Parents should be aware of the following:
The Symptoms of EV-D68
Just like any cold, symptoms at the start can include a runny nose, sneezing and coughing. Most patients who become exposed to the enterovirus will only experience these symptoms. More severe cases will include a cough that gets worse, difficulty breathing, and may develop a rash. These patients may also begin wheezing or develop a high fever.
Should I worry?
Though there’s no cause for widespread panic, caution works best when exercised. If your child begins to show early cold-like symptoms, treat them normally. You should immediately take them to see a medical professional in the event that your child begins to develop a rash, high fever, or begins to have difficulty breathing. Those with a history of having difficulty breathing, or are asthmatic may be more susceptible to the more severe symptoms of EV-D68.

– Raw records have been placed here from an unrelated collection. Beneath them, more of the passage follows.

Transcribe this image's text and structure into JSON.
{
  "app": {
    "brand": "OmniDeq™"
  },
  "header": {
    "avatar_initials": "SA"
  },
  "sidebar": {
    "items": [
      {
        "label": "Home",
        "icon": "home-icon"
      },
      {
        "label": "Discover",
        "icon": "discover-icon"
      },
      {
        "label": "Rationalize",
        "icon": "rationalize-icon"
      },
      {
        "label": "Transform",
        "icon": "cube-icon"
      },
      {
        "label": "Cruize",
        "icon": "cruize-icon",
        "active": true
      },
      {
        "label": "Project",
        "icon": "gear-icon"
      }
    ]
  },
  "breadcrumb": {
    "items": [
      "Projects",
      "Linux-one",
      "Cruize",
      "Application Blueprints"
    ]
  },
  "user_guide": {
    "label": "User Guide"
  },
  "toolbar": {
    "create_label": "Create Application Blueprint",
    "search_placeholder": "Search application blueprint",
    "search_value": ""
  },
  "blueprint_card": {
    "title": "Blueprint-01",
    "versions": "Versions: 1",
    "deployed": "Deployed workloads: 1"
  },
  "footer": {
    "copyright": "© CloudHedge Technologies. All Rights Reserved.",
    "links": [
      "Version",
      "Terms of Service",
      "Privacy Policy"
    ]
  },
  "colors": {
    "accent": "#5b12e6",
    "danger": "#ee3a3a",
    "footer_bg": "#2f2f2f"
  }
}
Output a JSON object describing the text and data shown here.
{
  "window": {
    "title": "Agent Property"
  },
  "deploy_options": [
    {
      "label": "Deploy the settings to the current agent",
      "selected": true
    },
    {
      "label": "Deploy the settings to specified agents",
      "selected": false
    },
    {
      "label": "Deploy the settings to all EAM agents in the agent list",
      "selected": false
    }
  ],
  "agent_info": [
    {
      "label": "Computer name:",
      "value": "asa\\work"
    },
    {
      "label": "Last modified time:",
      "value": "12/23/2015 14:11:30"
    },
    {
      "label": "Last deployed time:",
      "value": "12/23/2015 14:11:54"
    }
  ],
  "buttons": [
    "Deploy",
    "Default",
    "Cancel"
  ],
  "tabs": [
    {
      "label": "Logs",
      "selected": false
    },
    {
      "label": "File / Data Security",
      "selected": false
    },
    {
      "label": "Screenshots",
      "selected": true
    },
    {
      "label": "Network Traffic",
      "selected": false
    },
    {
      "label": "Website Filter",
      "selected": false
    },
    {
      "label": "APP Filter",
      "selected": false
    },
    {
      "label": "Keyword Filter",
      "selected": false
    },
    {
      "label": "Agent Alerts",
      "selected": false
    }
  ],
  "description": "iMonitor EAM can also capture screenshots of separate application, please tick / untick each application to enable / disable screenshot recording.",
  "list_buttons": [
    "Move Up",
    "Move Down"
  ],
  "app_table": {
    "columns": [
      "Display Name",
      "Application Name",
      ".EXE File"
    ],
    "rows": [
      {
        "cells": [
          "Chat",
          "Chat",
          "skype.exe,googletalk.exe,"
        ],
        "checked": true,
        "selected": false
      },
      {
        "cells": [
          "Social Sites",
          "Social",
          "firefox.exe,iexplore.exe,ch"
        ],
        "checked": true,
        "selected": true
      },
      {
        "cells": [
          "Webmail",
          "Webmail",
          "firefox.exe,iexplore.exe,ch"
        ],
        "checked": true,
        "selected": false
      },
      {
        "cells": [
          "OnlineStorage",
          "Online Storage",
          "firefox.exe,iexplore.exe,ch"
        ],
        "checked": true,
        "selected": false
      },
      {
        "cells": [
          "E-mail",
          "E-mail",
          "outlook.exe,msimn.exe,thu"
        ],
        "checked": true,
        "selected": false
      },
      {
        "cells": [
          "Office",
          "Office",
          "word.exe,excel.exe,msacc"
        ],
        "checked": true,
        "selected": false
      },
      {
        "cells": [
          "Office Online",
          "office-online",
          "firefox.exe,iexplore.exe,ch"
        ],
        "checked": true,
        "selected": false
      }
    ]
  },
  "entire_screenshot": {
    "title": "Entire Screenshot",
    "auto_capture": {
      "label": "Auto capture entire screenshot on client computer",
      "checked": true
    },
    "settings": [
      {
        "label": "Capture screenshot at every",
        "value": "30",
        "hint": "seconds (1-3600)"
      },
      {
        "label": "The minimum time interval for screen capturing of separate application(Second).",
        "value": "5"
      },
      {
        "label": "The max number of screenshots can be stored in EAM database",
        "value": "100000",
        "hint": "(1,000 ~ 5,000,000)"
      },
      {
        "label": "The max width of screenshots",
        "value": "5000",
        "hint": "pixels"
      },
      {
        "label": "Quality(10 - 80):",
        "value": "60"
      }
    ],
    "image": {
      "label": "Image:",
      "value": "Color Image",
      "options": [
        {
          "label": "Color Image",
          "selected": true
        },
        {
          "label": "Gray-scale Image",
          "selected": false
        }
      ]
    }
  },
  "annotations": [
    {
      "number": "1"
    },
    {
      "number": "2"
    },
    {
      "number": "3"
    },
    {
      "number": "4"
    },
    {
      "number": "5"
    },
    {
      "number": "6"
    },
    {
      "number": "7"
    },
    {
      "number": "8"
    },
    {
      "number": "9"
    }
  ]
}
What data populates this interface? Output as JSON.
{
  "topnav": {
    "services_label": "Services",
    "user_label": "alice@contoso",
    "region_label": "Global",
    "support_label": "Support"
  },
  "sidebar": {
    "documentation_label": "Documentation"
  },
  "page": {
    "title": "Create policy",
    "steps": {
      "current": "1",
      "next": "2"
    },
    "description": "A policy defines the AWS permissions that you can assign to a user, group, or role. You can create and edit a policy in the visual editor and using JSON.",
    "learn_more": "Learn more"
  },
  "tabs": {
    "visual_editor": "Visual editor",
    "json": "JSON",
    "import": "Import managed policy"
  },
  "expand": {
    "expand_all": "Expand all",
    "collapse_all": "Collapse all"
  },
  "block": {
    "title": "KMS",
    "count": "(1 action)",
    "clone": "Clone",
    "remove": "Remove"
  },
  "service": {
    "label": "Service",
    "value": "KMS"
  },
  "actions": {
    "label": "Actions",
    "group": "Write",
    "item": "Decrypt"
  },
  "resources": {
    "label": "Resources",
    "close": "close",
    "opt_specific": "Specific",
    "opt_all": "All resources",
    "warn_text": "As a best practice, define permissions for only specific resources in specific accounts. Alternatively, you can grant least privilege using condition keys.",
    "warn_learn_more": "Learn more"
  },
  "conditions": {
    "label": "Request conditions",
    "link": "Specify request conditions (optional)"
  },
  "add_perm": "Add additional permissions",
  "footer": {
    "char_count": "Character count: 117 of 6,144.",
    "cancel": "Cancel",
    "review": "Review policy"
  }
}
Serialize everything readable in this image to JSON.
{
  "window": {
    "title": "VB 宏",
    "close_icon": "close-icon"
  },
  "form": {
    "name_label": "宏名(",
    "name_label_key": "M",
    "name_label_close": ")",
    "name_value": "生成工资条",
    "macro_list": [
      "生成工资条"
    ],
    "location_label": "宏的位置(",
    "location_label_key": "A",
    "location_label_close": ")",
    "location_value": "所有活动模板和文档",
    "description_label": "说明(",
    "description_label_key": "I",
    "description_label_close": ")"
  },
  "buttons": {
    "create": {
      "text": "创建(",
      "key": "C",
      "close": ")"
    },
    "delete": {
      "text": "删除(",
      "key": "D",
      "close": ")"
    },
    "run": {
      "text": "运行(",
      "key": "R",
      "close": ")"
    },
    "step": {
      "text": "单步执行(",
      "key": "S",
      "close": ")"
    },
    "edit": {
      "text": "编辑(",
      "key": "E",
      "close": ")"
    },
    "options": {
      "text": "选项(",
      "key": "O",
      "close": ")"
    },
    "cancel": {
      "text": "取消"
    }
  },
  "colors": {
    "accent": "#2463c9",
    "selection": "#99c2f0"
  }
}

Currently there is no treatment for enteroviruses. According to the CDC, plenty of rest, over-the-counter (OTC) medication, and lots of fluids will help to alleviate symptoms in average cases.
Where is this virus now?
The CDC has previously said that 10 states have reached out for help. These states include Colorado, Georgia, Illinois, Iowa, Kansas, Kentucky, Missouri, North Carolina, Ohio and Oklahoma. Viruses tend to be difficult to identify, so this strain may have already reached other states.
Why are only children getting severely ill?
Despite the fact that anybody can become infected, kids are more vulnerable to the virus as they have yet to build up immunity to enteroviruses like adults have.
What can I do to protect my kids?
This virus is spread through contact, much like the common cold. The most you can do to prevent yourself, or your children, from contracting the enterovirus is sanitize and practice common-sense steps to prevent risk. Disinfecting surfaces such as doorknobs, counter tops and toys. Washing your hands regularly with soap and water can help. If you’re around someone who shows signs of having a cold, avoid hugging, kissing, shaking hands or sharing anything that may bring you in contact with bodily fluids. And most obviously, if you feel sick, stay home!